DUDE! Nobody, not even a girl (ok exceptions allowed if the girl's name is J.Beiber) would buy a DSLR for being "easy to carry" or "looking good". Those types would go for high end point and shoots. Atleast, no girl I know who ever wanted a DSLR (wanting a DSLR normally indicates a budding interest in serious photography) put those parameters into the equation.

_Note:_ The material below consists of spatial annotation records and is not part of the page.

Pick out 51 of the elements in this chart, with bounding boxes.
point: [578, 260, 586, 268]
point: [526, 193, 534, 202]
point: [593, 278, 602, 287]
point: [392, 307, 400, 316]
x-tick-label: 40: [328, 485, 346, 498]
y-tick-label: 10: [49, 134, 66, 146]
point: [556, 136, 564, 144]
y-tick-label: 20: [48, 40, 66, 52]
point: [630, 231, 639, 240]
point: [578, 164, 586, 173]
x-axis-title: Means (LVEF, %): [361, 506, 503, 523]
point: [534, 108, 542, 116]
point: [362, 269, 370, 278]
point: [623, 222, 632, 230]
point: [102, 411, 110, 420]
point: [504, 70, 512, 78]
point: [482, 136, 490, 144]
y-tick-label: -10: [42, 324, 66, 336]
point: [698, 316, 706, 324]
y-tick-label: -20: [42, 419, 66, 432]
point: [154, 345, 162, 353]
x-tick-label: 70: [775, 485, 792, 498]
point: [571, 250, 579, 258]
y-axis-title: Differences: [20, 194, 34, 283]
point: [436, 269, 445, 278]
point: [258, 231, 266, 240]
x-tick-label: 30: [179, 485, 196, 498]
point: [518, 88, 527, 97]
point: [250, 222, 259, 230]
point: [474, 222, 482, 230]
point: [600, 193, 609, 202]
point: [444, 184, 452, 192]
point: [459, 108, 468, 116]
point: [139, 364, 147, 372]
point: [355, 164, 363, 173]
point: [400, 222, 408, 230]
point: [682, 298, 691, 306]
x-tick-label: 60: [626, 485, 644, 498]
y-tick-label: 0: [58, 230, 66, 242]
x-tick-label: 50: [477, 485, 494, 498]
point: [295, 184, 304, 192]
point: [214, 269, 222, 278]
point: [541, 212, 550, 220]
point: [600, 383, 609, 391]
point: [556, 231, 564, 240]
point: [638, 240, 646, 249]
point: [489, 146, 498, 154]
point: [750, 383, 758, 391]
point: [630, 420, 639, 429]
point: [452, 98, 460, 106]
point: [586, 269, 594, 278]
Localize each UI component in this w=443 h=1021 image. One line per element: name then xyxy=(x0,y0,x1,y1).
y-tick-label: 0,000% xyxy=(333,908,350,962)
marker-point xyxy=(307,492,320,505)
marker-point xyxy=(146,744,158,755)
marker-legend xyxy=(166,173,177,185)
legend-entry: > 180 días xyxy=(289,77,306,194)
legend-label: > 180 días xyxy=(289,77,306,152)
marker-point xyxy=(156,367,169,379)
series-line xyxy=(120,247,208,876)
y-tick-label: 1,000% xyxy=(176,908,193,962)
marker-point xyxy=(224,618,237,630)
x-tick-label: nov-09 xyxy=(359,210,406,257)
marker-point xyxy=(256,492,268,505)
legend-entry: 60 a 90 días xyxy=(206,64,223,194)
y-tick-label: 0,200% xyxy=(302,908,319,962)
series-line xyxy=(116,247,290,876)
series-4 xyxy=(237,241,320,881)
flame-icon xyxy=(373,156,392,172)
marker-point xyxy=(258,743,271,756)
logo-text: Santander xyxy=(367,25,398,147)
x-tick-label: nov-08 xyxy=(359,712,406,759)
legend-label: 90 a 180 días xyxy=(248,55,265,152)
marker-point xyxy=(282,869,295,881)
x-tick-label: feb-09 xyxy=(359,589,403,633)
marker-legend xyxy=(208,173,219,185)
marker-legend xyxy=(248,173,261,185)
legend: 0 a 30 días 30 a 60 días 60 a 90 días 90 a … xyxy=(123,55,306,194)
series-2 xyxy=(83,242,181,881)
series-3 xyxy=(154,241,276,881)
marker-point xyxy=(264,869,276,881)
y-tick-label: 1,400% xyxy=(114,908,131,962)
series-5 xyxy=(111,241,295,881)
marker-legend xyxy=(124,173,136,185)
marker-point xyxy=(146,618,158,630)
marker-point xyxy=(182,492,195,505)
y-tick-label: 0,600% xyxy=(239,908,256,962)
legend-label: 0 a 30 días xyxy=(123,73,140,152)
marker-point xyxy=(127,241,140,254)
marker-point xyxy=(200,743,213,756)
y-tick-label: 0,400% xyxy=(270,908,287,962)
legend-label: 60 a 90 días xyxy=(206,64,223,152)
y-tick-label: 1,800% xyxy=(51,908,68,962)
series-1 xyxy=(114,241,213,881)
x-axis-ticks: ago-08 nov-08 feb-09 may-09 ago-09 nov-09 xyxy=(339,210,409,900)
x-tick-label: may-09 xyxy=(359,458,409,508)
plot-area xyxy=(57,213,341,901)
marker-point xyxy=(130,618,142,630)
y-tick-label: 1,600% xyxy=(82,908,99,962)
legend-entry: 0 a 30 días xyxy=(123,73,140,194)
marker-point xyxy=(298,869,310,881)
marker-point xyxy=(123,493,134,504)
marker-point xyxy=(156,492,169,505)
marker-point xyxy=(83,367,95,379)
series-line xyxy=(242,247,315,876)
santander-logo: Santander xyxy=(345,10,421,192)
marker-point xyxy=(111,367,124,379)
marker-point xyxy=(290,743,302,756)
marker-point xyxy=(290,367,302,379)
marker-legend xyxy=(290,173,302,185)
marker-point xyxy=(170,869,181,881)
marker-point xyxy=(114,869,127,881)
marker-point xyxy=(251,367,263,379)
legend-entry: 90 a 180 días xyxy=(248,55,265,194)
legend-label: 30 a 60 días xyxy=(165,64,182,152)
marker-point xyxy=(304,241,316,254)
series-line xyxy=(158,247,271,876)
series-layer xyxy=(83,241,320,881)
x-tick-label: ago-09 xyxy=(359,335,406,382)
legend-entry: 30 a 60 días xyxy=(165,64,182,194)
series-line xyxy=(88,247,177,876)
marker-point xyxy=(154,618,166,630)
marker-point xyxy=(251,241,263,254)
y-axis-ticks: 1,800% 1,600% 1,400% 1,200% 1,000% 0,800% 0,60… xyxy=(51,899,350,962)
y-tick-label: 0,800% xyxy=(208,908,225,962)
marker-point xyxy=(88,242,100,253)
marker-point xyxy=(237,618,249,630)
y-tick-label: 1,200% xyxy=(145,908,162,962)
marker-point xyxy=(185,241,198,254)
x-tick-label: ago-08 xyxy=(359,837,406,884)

Stop being sexist bro


----------



## marvelousprashant (Jun 12, 2012)

^ LOL

Still if she hates the Nikon, try this
[YOUTUBE]pwZ_RleZ9Bw[/YOUTUBE]


----------



## Niilesh (Jun 13, 2012)

marvelousprashant said:


> Still if she hates the Nikon, try this


She never hated nikon


----------



## marvelousprashant (Jun 13, 2012)

^ Hehe kidding bro


----------



## sujoyp (Jun 13, 2012)

congrats for the purchase

and i agree to those comments but still nikon produces a pink dslr


----------



## Niilesh (Jun 13, 2012)

Thanx 
BTW where can lean about basics of photography? Like how shutter speed, aperture, ISO affects the image? What is metering and exposure(how it brightens the image) ?


----------



## nac (Jun 13, 2012)

There are lot of sites where you can learn about basics just google it...

This one will be fun to learn
Enjoy! Digital SLR camera


----------



## sujoyp (Jun 13, 2012)

download The Digital Photography Book - Scott Kelby Volume 1-3 pdf  ....its the simplest book i have seen


----------